Derek Fildebrandt croit que le problème le plus pressant de sa nouvelle circonscription est le manque d’infrastructures. « L’autoroute Transcanadienne est dangereuse, avec toutes ses intersections, mais il n’est pas réaliste de construire un passage supérieur à chaque intersection », explique Derek Fildebrandt. Selon lui, la région a été trop longtemps négligée.

L’économie est toutefois l’enjeu le plus fréquemment cité par les habitants. « Il n’y a pas beaucoup d’emplois ici », note Nathalie Hilton-O’Brien, qui s'est installée à Strathmore il y a trois ans et y a fondé le Hob's Hobbies, un café spécialisé dans les jeux de société. « Il faut développer l’économie pour créer des emplois et faire venir des gens ici pour ouvrir des entreprises. »

Nathalie donne une entrevue attablée à la boulangerie Rocky.Nathalie Hilton-O'Brien déplore le fait que bien des entreprises de Strathmore engagent surtout des employés à temps partiel, faute de moyens financiers. Photo : Radio-Canada / Audrey Neveu

Elle ajoute qu’il manque d’emplois bien payés à temps plein. « Même si c’était juste 15 $ l’heure, ça ne dérangerait pas parce qu’on aurait assez d’argent pour survivre », croit-elle.

Rocky Bloken, propriétaire de la boulangerie Rocky, est d’accord, mais il a trouvé difficile de vivre avec l’imposition d’un salaire minimum à 15 $ l’heure au mois d'octobre 2018. « Ça a fait mal. C’était très difficile », raconte le sexagénaire. Il voit d’un mauvais oeil la taxe sur le carbone que le gouvernement néo-démocrate a mise en place et que Derek Fildebrandt et le PCU promettent tous deux d’annuler.

Langdon, l’oubliée

Coincée entre Chestermere et Strathmore, la petite ville de Langdon ne cesse de croître. Ses écoles sont bondées. Mais, malgré ses 5000 habitants, elle est l’une des seules villes albertaines de cette taille à ne pas avoir d'école secondaire. Les parents doivent conduire leurs enfants à celle de Chestermere ou leur faire l’école à la maison.

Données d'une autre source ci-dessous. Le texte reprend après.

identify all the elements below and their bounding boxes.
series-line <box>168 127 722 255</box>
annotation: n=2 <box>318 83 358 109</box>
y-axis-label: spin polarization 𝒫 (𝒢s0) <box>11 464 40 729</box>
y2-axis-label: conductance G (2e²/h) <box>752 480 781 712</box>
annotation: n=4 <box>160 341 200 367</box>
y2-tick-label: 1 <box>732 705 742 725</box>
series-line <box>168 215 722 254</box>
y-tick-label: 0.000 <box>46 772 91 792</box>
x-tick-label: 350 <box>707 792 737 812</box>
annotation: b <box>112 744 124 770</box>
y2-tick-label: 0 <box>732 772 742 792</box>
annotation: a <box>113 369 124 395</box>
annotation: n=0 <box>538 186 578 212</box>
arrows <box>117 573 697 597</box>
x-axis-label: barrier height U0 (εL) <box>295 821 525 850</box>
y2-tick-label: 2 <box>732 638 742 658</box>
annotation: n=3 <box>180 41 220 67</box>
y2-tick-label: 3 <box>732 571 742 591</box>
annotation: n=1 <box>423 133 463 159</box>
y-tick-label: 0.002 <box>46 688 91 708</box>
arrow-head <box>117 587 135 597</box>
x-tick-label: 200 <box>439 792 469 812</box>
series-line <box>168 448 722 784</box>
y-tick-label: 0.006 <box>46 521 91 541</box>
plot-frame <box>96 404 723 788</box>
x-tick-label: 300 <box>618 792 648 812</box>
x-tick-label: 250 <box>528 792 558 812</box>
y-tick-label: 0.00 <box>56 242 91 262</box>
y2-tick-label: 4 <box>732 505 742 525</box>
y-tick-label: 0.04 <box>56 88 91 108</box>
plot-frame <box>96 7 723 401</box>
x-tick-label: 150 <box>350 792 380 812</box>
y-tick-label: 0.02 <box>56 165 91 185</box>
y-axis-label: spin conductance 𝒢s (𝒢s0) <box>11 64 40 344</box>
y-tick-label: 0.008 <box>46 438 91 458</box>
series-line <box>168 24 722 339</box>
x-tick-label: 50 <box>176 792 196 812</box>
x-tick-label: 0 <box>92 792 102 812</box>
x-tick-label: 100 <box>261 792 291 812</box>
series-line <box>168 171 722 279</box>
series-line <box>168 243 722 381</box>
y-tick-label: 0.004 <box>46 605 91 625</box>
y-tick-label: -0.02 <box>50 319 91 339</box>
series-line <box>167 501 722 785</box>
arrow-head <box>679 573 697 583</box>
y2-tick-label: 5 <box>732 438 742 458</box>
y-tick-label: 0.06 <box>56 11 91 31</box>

C’est trop peuplé. Les parents essaient de fournir la meilleure éducation à leurs enfants, mais les enfants perdent leur sens de la communauté.

Chrissy Craig, habitante de Langdon
Crissy Craig donne une entrevue devant le site de construction de l'école, où se trouve déjà de la machinerie lourde.Chrissy Craig voudrait que les adolescents de Langdon aient leur propre école secondaire, pour continuer d'aller à l'école avec leurs amis d'enfance. Photo : Radio-Canada / Audrey Neveu

Chrissy Craig, une mère de trois enfants, a travaillé d’arrache-pied avec la Municipalité pour obtenir une école secondaire. Langdon est très investie dans le projet : un terrain a déjà été sélectionné et préparé, au point où les panneaux de signalisation de zone scolaire sont déjà installés.

Une grue est stationnée en bordure d'une route et d'un champ enneigé.La municipalité de Langdon a déjà commencé la préparation du site qu'elle a choisi pour une école secondaire. Photo : Radio-Canada / Audrey Neveu

Chrissy Craig a l’impression que le fait que la circonscription qui englobe Langdon vote depuis des années pour un parti d’opposition lui a nui. Même si Langdon a d’énormes besoins d’infrastructures, elle ne réussit pas à obtenir les fonds provinciaux pour une école secondaire ou un centre récréatif. « Ça me met extrêmement en colère, car nous devrions avoir une école », déplore-t-elle. « Ça ne devrait pas être un enjeu politique. »

Sans dévoiler pour qui elle votera, elle souhaite que la circonscription de Chestermere-Strathmore vote « du côté du gouvernement ». Elle garde espoir, car Leela Aheer l’a fortement appuyée dans son projet et que le Parti conservateur uni est favori dans les sondages.

« Nous devons seulement continuer et nous assurer que les personnes qui sont au pouvoir nous entendent », conclut-elle.